Discounting the earliest “there and back” races which might be considered as forming a “circuit of sorts”—down one side of the road and back up the other—the earliest closed road circuit race in Europe was the 1898 Course du Perigueux, run over one lap of a closed 90-mile loop on May 1st. The circuit ran from Perigueux itself through Musidan, Bergerac, Le Bugue and back to Perigueux, and the race was marred by the sport’s first immediately fatal accident, suffered when the Marquis de Montaignac’a Landry et Beyroux collided with M. de Montariol’s Benz Parisienne within a mile of the start. Of the four crew members involved, two died, including the unfortunate Marquis. The race was won by G. Leys, whose Panhard averaged 23.1 m.p.h. for the 90 miles.
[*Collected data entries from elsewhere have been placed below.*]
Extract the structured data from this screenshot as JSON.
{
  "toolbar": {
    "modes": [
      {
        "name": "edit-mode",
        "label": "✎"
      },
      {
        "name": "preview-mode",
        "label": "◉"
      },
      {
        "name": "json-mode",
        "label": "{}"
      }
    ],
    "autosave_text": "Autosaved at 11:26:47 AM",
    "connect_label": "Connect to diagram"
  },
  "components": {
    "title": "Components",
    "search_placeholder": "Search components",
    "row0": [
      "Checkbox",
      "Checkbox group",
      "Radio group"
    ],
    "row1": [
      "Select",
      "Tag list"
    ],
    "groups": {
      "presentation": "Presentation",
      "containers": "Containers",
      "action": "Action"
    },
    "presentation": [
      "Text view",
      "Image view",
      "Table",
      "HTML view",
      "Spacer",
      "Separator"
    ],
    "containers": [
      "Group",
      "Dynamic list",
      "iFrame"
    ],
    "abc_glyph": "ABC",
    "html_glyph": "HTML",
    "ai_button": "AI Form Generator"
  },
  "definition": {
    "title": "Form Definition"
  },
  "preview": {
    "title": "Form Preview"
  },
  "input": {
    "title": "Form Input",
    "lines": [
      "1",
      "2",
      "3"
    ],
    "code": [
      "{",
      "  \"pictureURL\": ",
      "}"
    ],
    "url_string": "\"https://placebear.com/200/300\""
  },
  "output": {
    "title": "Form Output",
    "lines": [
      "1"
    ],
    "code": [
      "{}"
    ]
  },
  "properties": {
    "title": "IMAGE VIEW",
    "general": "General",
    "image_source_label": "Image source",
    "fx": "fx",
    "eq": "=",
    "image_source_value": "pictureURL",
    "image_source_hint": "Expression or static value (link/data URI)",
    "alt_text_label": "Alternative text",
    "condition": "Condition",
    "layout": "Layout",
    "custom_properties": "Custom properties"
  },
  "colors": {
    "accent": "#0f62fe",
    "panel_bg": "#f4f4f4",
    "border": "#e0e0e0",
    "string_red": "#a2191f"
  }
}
On February 18th, 1900, La France Automobile organised the Course du Catalogue, run over two laps of a 45-mile triangular course starting at Melon, then passing through Chatillon, Nangis, Valence-en-Brie and Le Chatelet on its return to Melun. Leonce Girardot made FTD on the inevitable Panhard. Four days later the rather more important Circuit du Sud-Ouest race was held on a 209-mile loop starting and finishing in Pau, but as a one-lapper I guess that has less novelty interest than the Perigueux event, two years previously.

On Mr. Orpin’s letter about Brabham’s Indianapolis venture with a 2.7 Cooper-Climax in 1961 he was absolutely right, but the Australian actually finished ninth, averaging 134.116 m.p.h. and covering the full 200 lap distance. But as early as 1913 Albert Guyot placed a Sunbeam fourth in the “500”, when of course a European car set what was to become a fashion of winning America’s major race.

Surely the earliest British attempt on the “500” after the Second World War was R.M.W. Arbuthnot’s journey there with a “semi-stock Lagonda sports car” in 1946. The car was damaged en route to the speedway, and could not he repaired for Qualification Day. If my memory serves me right, didn’t Leslie Brooke also attempt to qualify the dreaded E-Type ERA for the 1947 Indy race?